🔄HA & DR
🔄 HA vs DR — Core Concepts
›Two Different Problems
| High Availability (HA) | Disaster Recovery (DR) | |
|---|---|---|
| Scenario | Pod crashes, node fails, AZ down | Entire region unavailable |
| Goal | Zero downtime during partial failure | Recover from total failure |
| RTO | Seconds to minutes | Minutes to hours |
| Solution | Multiple replicas, anti-affinity, PDB | Multi-region, backups, runbooks |
| Cost | Medium (+50-100% infra) | High (+100-200% infra for active-passive) |
RTO/RPO/MTTR + CAP theorem
☸️ HA in Kubernetes
›PDB, anti-affinity, topology spread, health probes
🗄️ Database HA
›PostgreSQL HA, RDS Multi-AZ, backup strategy
🌍 Disaster Recovery
›DR Tiers
| Strategy | RPO | RTO | Cost | Use when |
|---|---|---|---|---|
| Active-Active | ~0 | ~0 | 2x | RTO/RPO requirements are seconds |
| Active-Passive (warm) | Minutes | 5-15 min | 1.5x | Business-critical, can afford 15 min downtime |
| Backup + Restore | Hours | 1-4 hours | 1.1x | Non-critical, cost-sensitive |
Velero K8s backup, DR runbook, chaos engineering
🎯 Interview Questions
›HA/DR · ENGINEER
What is the difference between RTO and RPO? Give a concrete example.
RTO (Recovery Time Objective) is the maximum acceptable time your system can be down after a failure. It answers: how long until we must be back online? RPO (Recovery Point Objective) is the maximum acceptable amount of data that can be lost. It answers: how old can our last good data backup be? Concrete example: payment processing system. Business decides: we cannot afford to be down more than 15 minutes (RTO=15min) and we cannot lose more than 1 minute of transaction data (RPO=1min). These requirements drive architecture decisions: RTO of 15 minutes means you need a warm standby that can be promoted quickly — not a cold backup that takes 2 hours to restore. RPO of 1 minute means you need synchronous or near-synchronous replication — daily backups would give RPO of 24 hours. Lower RTO and RPO = higher infrastructure cost. A system with RTO=0 and RPO=0 (no downtime, no data loss) requires active-active multi-region architecture — very expensive. Chose RTO and RPO based on business impact of downtime versus cost of HA infrastructure.
HA/DR · ARCHITECT
How do you design a highly available application on Kubernetes?
HA in Kubernetes requires multiple layers working together. Application layer: minimum 3 replicas, never 1. Pod Disruption Budget ensuring at least 2 pods always running during disruptions. Proper liveness and readiness probes so Kubernetes knows when a pod is unhealthy. Anti-affinity rules spreading pods across availability zones — if all pods are in AZ-A and AZ-A goes down, you have zero replicas. Topology spread constraints are the modern way to enforce this. Infrastructure layer: multiple nodes across multiple AZs. Node auto-scaling with cluster autoscaler. Database layer: PostgreSQL with streaming replication, connection pooling with PgBouncer for resilience during failovers. Networking layer: services with session affinity disabled (stateless pods), graceful shutdown with terminationGracePeriodSeconds matching your request timeout. The test: can you drain any single node without downtime? kubectl drain node --ignore-daemonsets. If this causes alerts or errors, your HA is incomplete. Run this test monthly in staging.
HA/DR · PRODUCTION
Production database just failed. Walk through your incident response.

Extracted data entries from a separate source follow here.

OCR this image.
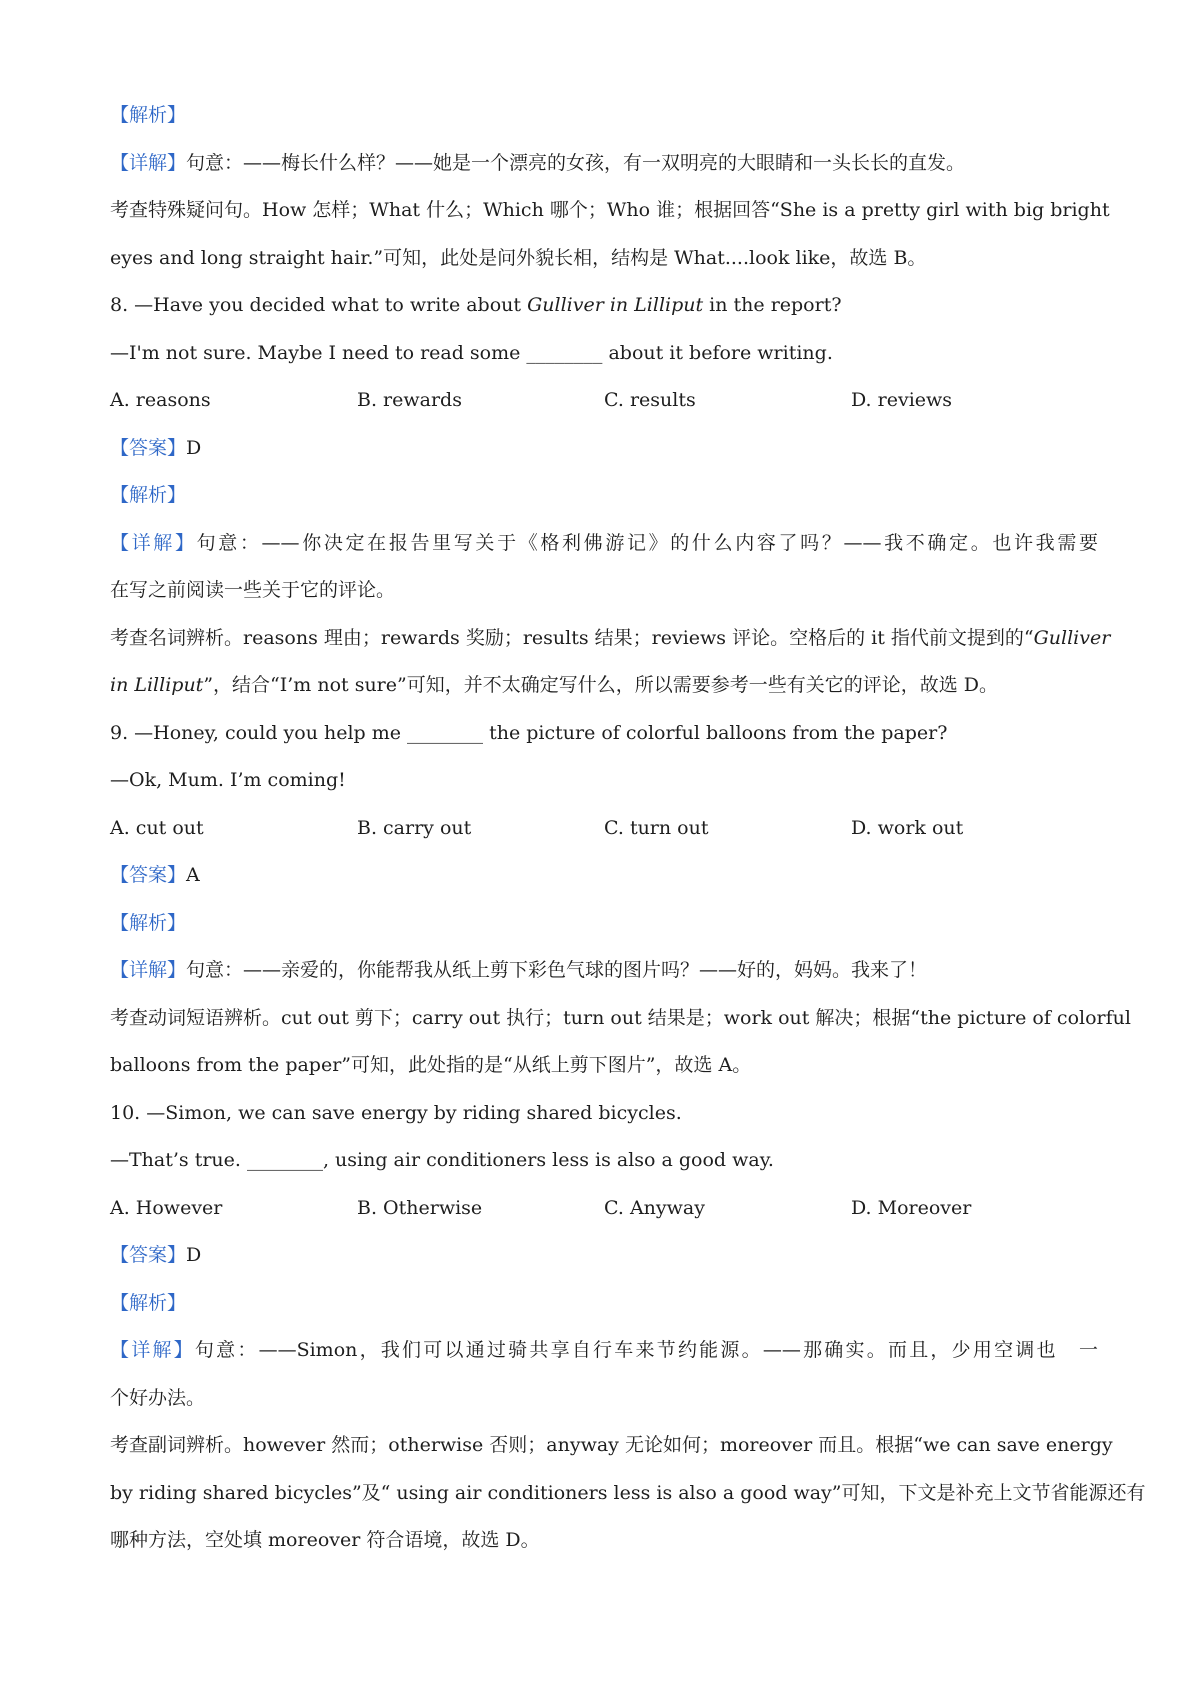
【解析】
【详解】句意：——梅长什么样？——她是一个漂亮的女孩，有一双明亮的大眼睛和一头长长的直发。
考查特殊疑问句。How 怎样；What 什么；Which 哪个；Who 谁；根据回答“She is a pretty girl with big bright
eyes and long straight hair.”可知，此处是问外貌长相，结构是 What....look like，故选 B。
8. —Have you decided what to write about Gulliver in Lilliput in the report?
—I'm not sure. Maybe I need to read some ________ about it before writing.
A. reasons	B. rewards	C. results	D. reviews
【答案】D
【解析】
【详解】句意：——你决定在报告里写关于《格利佛游记》的什么内容了吗？——我不确定。也许我需要
在写之前阅读一些关于它的评论。
考查名词辨析。reasons 理由；rewards 奖励；results 结果；reviews 评论。空格后的 it 指代前文提到的“Gulliver
in Lilliput”，结合“I’m not sure”可知，并不太确定写什么，所以需要参考一些有关它的评论，故选 D。
9. —Honey, could you help me ________ the picture of colorful balloons from the paper?
—Ok, Mum. I’m coming!
A. cut out	B. carry out	C. turn out	D. work out
【答案】A
【解析】
【详解】句意：——亲爱的，你能帮我从纸上剪下彩色气球的图片吗？——好的，妈妈。我来了！
考查动词短语辨析。cut out 剪下；carry out 执行；turn out 结果是；work out 解决；根据“the picture of colorful
balloons from the paper”可知，此处指的是“从纸上剪下图片”，故选 A。
10. —Simon, we can save energy by riding shared bicycles.
—That’s true. ________, using air conditioners less is also a good way.
A. However	B. Otherwise	C. Anyway	D. Moreover
【答案】D
【解析】
【详解】句意：——Simon，我们可以通过骑共享自行车来节约能源。——那确实。而且，少用空调也　一
个好办法。
考查副词辨析。however 然而；otherwise 否则；anyway 无论如何；moreover 而且。根据“we can save energy
by riding shared bicycles”及“ using air conditioners less is also a good way”可知，下文是补充上文节省能源还有
哪种方法，空处填 moreover 符合语境，故选 D。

Structured response: first 2 minutes — assess not act. Is this a node failure (standby should auto-promote), network issue (routing problem), or true data loss? Check: db pod status in kubectl, CloudWatch/Azure Monitor for the RDS instance status, application error logs to understand when the issue started. Minutes 2-5 — trigger automatic failover if not already happening. For RDS Multi-AZ: failover is automatic (30-60 seconds). Monitor: aws rds describe-events to see failover progress. For self-managed PostgreSQL with Patroni: check patronictl -c /etc/patroni/patroni.yml list — it shows cluster state and should show new leader. Minutes 5-15 — verify applications reconnected. Applications with connection pooling (PgBouncer) handle failover transparently. Applications with direct connections may need restart. Check application health endpoints. Update incident status channel. Minutes 15-30 — if automatic failover did not happen, manual failover. For RDS: aws rds reboot-db-instance --force-failover. Post-incident: run postmortem. Was the backup restoration tested recently? Did the failover time meet RTO? Update runbook based on what took longer than expected.